• Press Release

Israel Must Promptly Release Palestinians Held Under Laws That Deprive Right to Fair Trials

June 6, 2012

Report Shows Prisoners Tortured, Denied Adequate Medical Treatment and Otherwise Ill-treated

Contact: Suzanne Trimel, [email protected], 212-633-4150, @strimel

(New York) – In a new report today that outlines torture, inadequate medical treatment and other ill treatment in Israel’s prisons, Amnesty International called on Israel to promptly release all Palestinians held under military orders in which individuals can be imprisoned indefinitely without being charged or tried – a serious violation of international law.
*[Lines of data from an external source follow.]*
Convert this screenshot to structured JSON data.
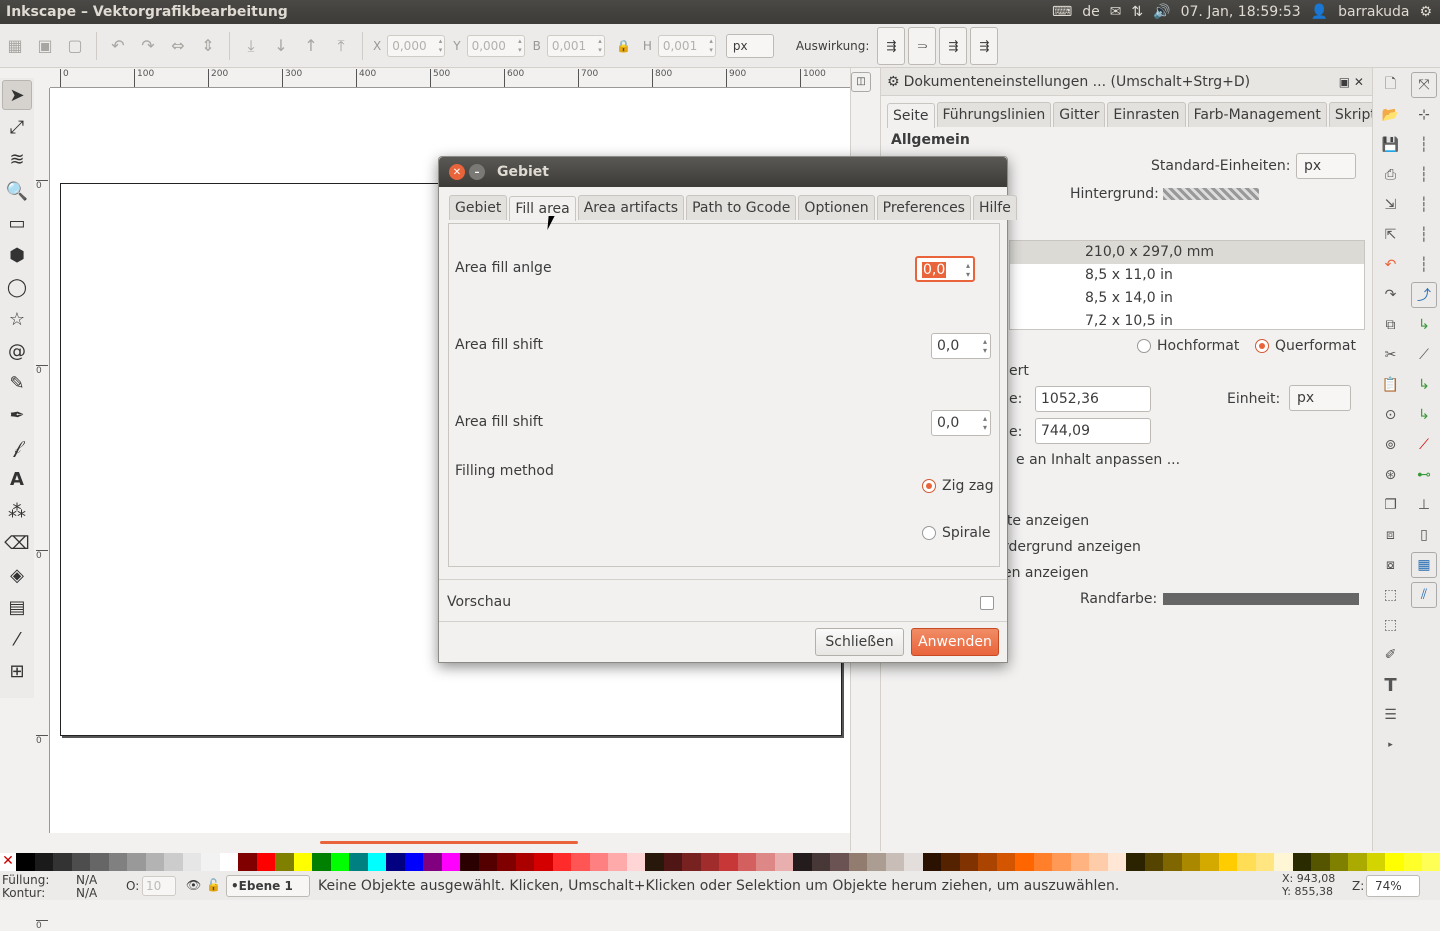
{
  "topbar": {
    "title": "Inkscape – Vektorgrafikbearbeitung",
    "keyboard_layout": "de",
    "datetime": "07. Jan, 18:59:53",
    "user": "barrakuda"
  },
  "toolbar": {
    "x_label": "X",
    "x_value": "0,000",
    "y_label": "Y",
    "y_value": "0,000",
    "w_label": "B",
    "w_value": "0,001",
    "h_label": "H",
    "h_value": "0,001",
    "unit": "px",
    "auswirkung_label": "Auswirkung:"
  },
  "ruler": {
    "top_ticks": [
      "0",
      "100",
      "200",
      "300",
      "400",
      "500",
      "600",
      "700",
      "800",
      "900",
      "1000"
    ],
    "left_ticks": [
      "0",
      "0",
      "0",
      "0",
      "0"
    ]
  },
  "docpanel": {
    "title": "Dokumenteneinstellungen ... (Umschalt+Strg+D)",
    "tabs": [
      "Seite",
      "Führungslinien",
      "Gitter",
      "Einrasten",
      "Farb-Management",
      "Skripte"
    ],
    "section_general": "Allgemein",
    "default_units_label": "Standard-Einheiten:",
    "default_units_value": "px",
    "background_label": "Hintergrund:",
    "sizes": [
      "210,0 x 297,0 mm",
      "8,5 x 11,0 in",
      "8,5 x 14,0 in",
      "7,2 x 10,5 in"
    ],
    "portrait": "Hochformat",
    "landscape": "Querformat",
    "custom_partial": "ert",
    "width_partial": "e:",
    "width_value": "1052,36",
    "height_partial": "e:",
    "height_value": "744,09",
    "unit_label": "Einheit:",
    "unit_value": "px",
    "fit_partial": "e an Inhalt anpassen ...",
    "show_border_partial": "ite anzeigen",
    "border_fg_partial": "rdergrund anzeigen",
    "shadow_partial": "en anzeigen",
    "border_color_label": "Randfarbe:"
  },
  "dialog": {
    "title": "Gebiet",
    "tabs": [
      "Gebiet",
      "Fill area",
      "Area artifacts",
      "Path to Gcode",
      "Optionen",
      "Preferences",
      "Hilfe"
    ],
    "fields": [
      {
        "label": "Area fill anlge",
        "value": "0,0"
      },
      {
        "label": "Area fill shift",
        "value": "0,0"
      },
      {
        "label": "Area fill shift",
        "value": "0,0"
      }
    ],
    "filling_method_label": "Filling method",
    "option_zigzag": "Zig zag",
    "option_spiral": "Spirale",
    "preview_label": "Vorschau",
    "close_button": "Schließen",
    "apply_button": "Anwenden"
  },
  "statusbar": {
    "fill_label": "Füllung:",
    "fill_value": "N/A",
    "stroke_label": "Kontur:",
    "stroke_value": "N/A",
    "opacity_label": "O:",
    "opacity_value": "10",
    "layer": "•Ebene 1",
    "message": "Keine Objekte ausgewählt. Klicken, Umschalt+Klicken oder Selektion um Objekte herum ziehen, um auszuwählen.",
    "x_coord": "X:  943,08",
    "y_coord": "Y:  855,38",
    "zoom_label": "Z:",
    "zoom_value": "74%"
  },
  "palette": [
    "#000000",
    "#1a1a1a",
    "#333333",
    "#4d4d4d",
    "#666666",
    "#808080",
    "#999999",
    "#b3b3b3",
    "#cccccc",
    "#e6e6e6",
    "#f2f2f2",
    "#ffffff",
    "#800000",
    "#ff0000",
    "#808000",
    "#ffff00",
    "#008000",
    "#00ff00",
    "#008080",
    "#00ffff",
    "#000080",
    "#0000ff",
    "#800080",
    "#ff00ff",
    "#2b0000",
    "#550000",
    "#800000",
    "#aa0000",
    "#d40000",
    "#ff2a2a",
    "#ff5555",
    "#ff8080",
    "#ffaaaa",
    "#ffd5d5",
    "#28170b",
    "#501616",
    "#782121",
    "#a02c2c",
    "#c83737",
    "#d35f5f",
    "#de8787",
    "#e9afaf",
    "#241c1c",
    "#483737",
    "#6c5353",
    "#917c6f",
    "#ac9d93",
    "#c8beb7",
    "#e3dedb",
    "#2b1100",
    "#552200",
    "#803300",
    "#aa4400",
    "#d45500",
    "#ff6600",
    "#ff7f2a",
    "#ff9955",
    "#ffb380",
    "#ffccaa",
    "#ffe6d5",
    "#2b2200",
    "#554400",
    "#806600",
    "#aa8800",
    "#d4aa00",
    "#ffcc00",
    "#ffdd55",
    "#ffe680",
    "#fff6d5",
    "#2b2b00",
    "#555500",
    "#808000",
    "#aaaa00",
    "#d4d400",
    "#ffff00",
    "#ffff2a",
    "#ffff55"
  ]
}
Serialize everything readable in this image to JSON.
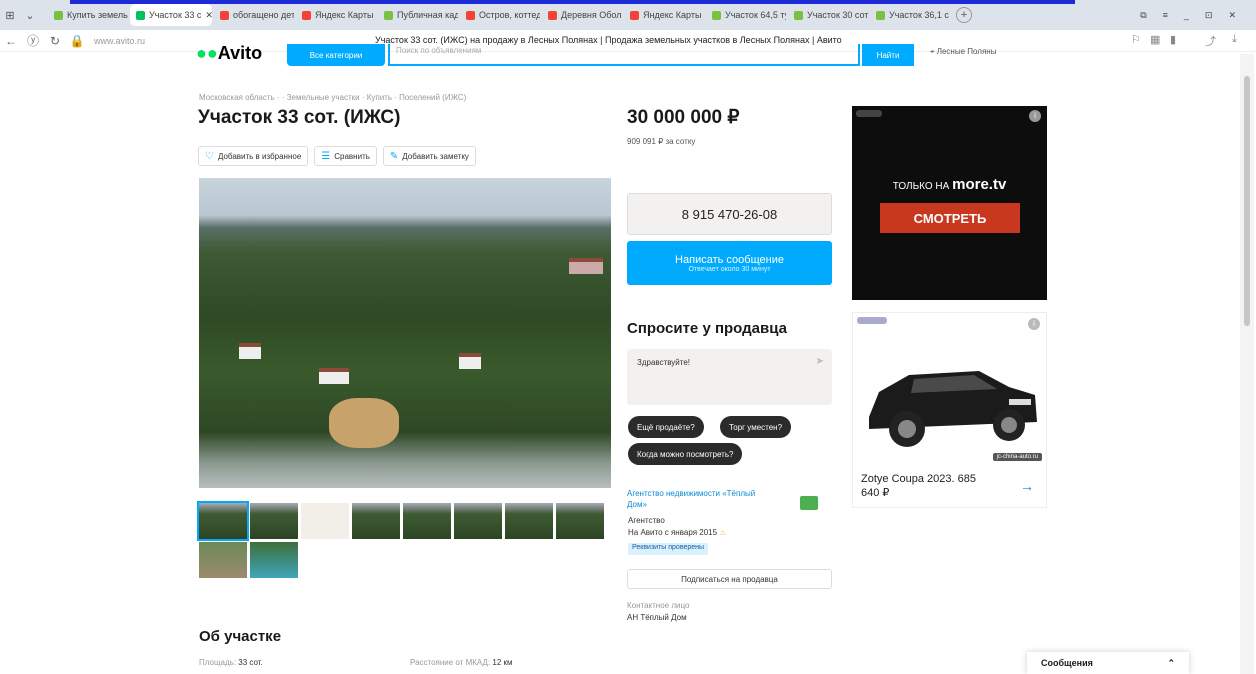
{
  "tabs": [
    {
      "label": "Купить земельн",
      "color": "#7bc043"
    },
    {
      "label": "Участок 33 с",
      "color": "#04c15f",
      "active": true
    },
    {
      "label": "обогащено дет",
      "color": "#f44336"
    },
    {
      "label": "Яндекс Карты",
      "color": "#f44336"
    },
    {
      "label": "Публичная кад",
      "color": "#7bc043"
    },
    {
      "label": "Остров, коттедж",
      "color": "#f44336"
    },
    {
      "label": "Деревня Обол",
      "color": "#f44336"
    },
    {
      "label": "Яндекс Карты",
      "color": "#f44336"
    },
    {
      "label": "Участок 64,5 ту",
      "color": "#7bc043"
    },
    {
      "label": "Участок 30 сот",
      "color": "#7bc043"
    },
    {
      "label": "Участок 36,1 с",
      "color": "#7bc043"
    }
  ],
  "browser": {
    "url": "www.avito.ru",
    "page_title": "Участок 33 сот. (ИЖС) на продажу в Лесных Полянах | Продажа земельных участков в Лесных Полянах | Авито"
  },
  "header": {
    "logo": "Avito",
    "categories_label": "Все категории",
    "search_placeholder": "Поиск по объявлениям",
    "find_label": "Найти",
    "location": "Лесные Поляны"
  },
  "listing": {
    "breadcrumb": "Московская область · · Земельные участки · Купить · Поселений (ИЖС)",
    "title": "Участок 33 сот. (ИЖС)",
    "actions": [
      "Добавить в избранное",
      "Сравнить",
      "Добавить заметку"
    ],
    "price": "30 000 000 ₽",
    "price_per_unit": "909 091 ₽ за сотку",
    "phone": "8 915 470-26-08",
    "message_label": "Написать сообщение",
    "message_sub": "Отвечает около 30 минут"
  },
  "ask": {
    "title": "Спросите у продавца",
    "placeholder": "Здравствуйте!",
    "chips": [
      "Ещё продаёте?",
      "Торг уместен?",
      "Когда можно посмотреть?"
    ]
  },
  "seller": {
    "name": "Агентство недвижимости «Тёплый Дом»",
    "type": "Агентство",
    "since": "На Авито с января 2015",
    "verified": "Реквизиты проверены",
    "subscribe": "Подписаться на продавца",
    "contact_label": "Контактное лицо",
    "contact_name": "АН Тёплый Дом"
  },
  "ads": {
    "ad1_text": "ТОЛЬКО НА",
    "ad1_brand": "more.tv",
    "ad1_cta": "СМОТРЕТЬ",
    "ad2_site": "jc-china-auto.ru",
    "ad2_name": "Zotye Coupa 2023. 685 640 ₽"
  },
  "about": {
    "title": "Об участке",
    "area_label": "Площадь:",
    "area_value": "33 сот.",
    "distance_label": "Расстояние от МКАД:",
    "distance_value": "12 км"
  },
  "messages": {
    "label": "Сообщения"
  }
}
The human rights organization urged Israel to end the practice of “administrative detention,” which is unjustly depriving hundreds of Palestinians of their freedom along with their right to a fair trial.

The report, Starved of Justice: Palestinians Detained Without Trial by Israel, documents a catalogue of human rights violations associated with the practice of “administrative detention,” including torture, cruel and degrading treatment, inadequate medical treatment in prison, and deportation of prisoners after their release.

Amnesty International urged Israel to end the system, saying the laws were used in some cases to suppress legitimate and peaceful activities of activists in the Occupied Palestinian Territories.

“Israel should consign administrative detention to the dustbin of history where it belongs. Like other governments, it has been too willing to jail people indefinitely without charge or trial. It is time for Israel to end this unjust practice,” said Sanjeev Bery, Amnesty International advocacy director for the Middle East and North Africa in Washington D.C.

Under the system, prisoners do not know why they are being detained or how long. And many are denied visits with families, held in solitary confinement or forcibly transferred or deported after release.

“These practices violate Israel's obligations under international human rights law and international humanitarian law,” said Bery. “Israel has a duty to uphold due process and fair trial rights, and to take effective action to end torture and other ill-treatment of detainees.”

By the end of April there were at least 308 Palestinian administrative detainees, among them 24 members of the Palestinian Legislative Council (PLC), including its speaker, Aziz Dweik. Human rights defenders such as Walid Hanatsheh and at least four journalists, professors, university students and academic staff, were also among those behind bars.

The prolonged hunger strikes of administrative detainees such as Khader Adnan and Hana Shalabi put the issue of administrative detention under the international spotlight earlier this year.

Their non-violent protest was followed by a mass hunger strike which began April 17 and included an estimated 2,000 other Palestinians in Israeli prisons, many of whom are either serving prison sentences or awaiting trial.

Amnesty International's report also documents measures taken by the Israel Prison Service (IPS) against prisoners and detainees who went on hunger strike, with detainees describing ill-treatment by medically trained IPS staff.

Following a deal brokered by Egypt, the mass hunger strike was suspended May 14. However, Palestinian soccer professional Mahmoud al-Sarsak, from Gaza, is now more than 70 days into his hunger strike which began in March.

Al-Sarsak’s protest is against his continuing detention without charge or trial for almost three years. His life is currently in grave danger as he remains held at the IPS medical center, which cannot offer the specialized medical treatment required by patients in such critical condition.

Under the May 14 deal, Israel agreed to end solitary confinement for 19 prisoners – held in isolation for up to 10 years – and lift a ban on family visits for prisoners from the Gaza, among other things.

Despite many media reports suggesting that the Israeli authorities had agreed as part of the deal to release administrative detainees at the end of their current orders unless significant new information was received, Amnesty International found Israel was conducting business as usual on the practice of administrative detention. Amnesty International said it believes that Israel has renewed at least 30 administrative detention orders and issued at least three new ones since this deal was struck, and family visits for Gazan prisoners have still not started.

Amnesty International recognizes that Israeli authorities have a duty to protect everyone in Israel and the Occupied Palestinian Territories from threats to their lives and physical integrity.

“But they must do so in a manner that respects human rights,” said Bery.

Amnesty International campaigns against administrative detention throughout the world. In recent years Amnesty International has documented abusive systems of administrative detention – and called for an end to administrative detention – in countries including Sri Lanka, Egypt, China, and India (Jammu and Kashmir).

Amnesty International is a Nobel Peace Prize-winning grassroots activist organization with more than 3 million supporters, activists and volunteers in more than 150 countries campaigning for human rights worldwide. The organization investigates and exposes abuses, educates and mobilizes the public, and works to protect people wherever justice, freedom, truth and dignity are denied.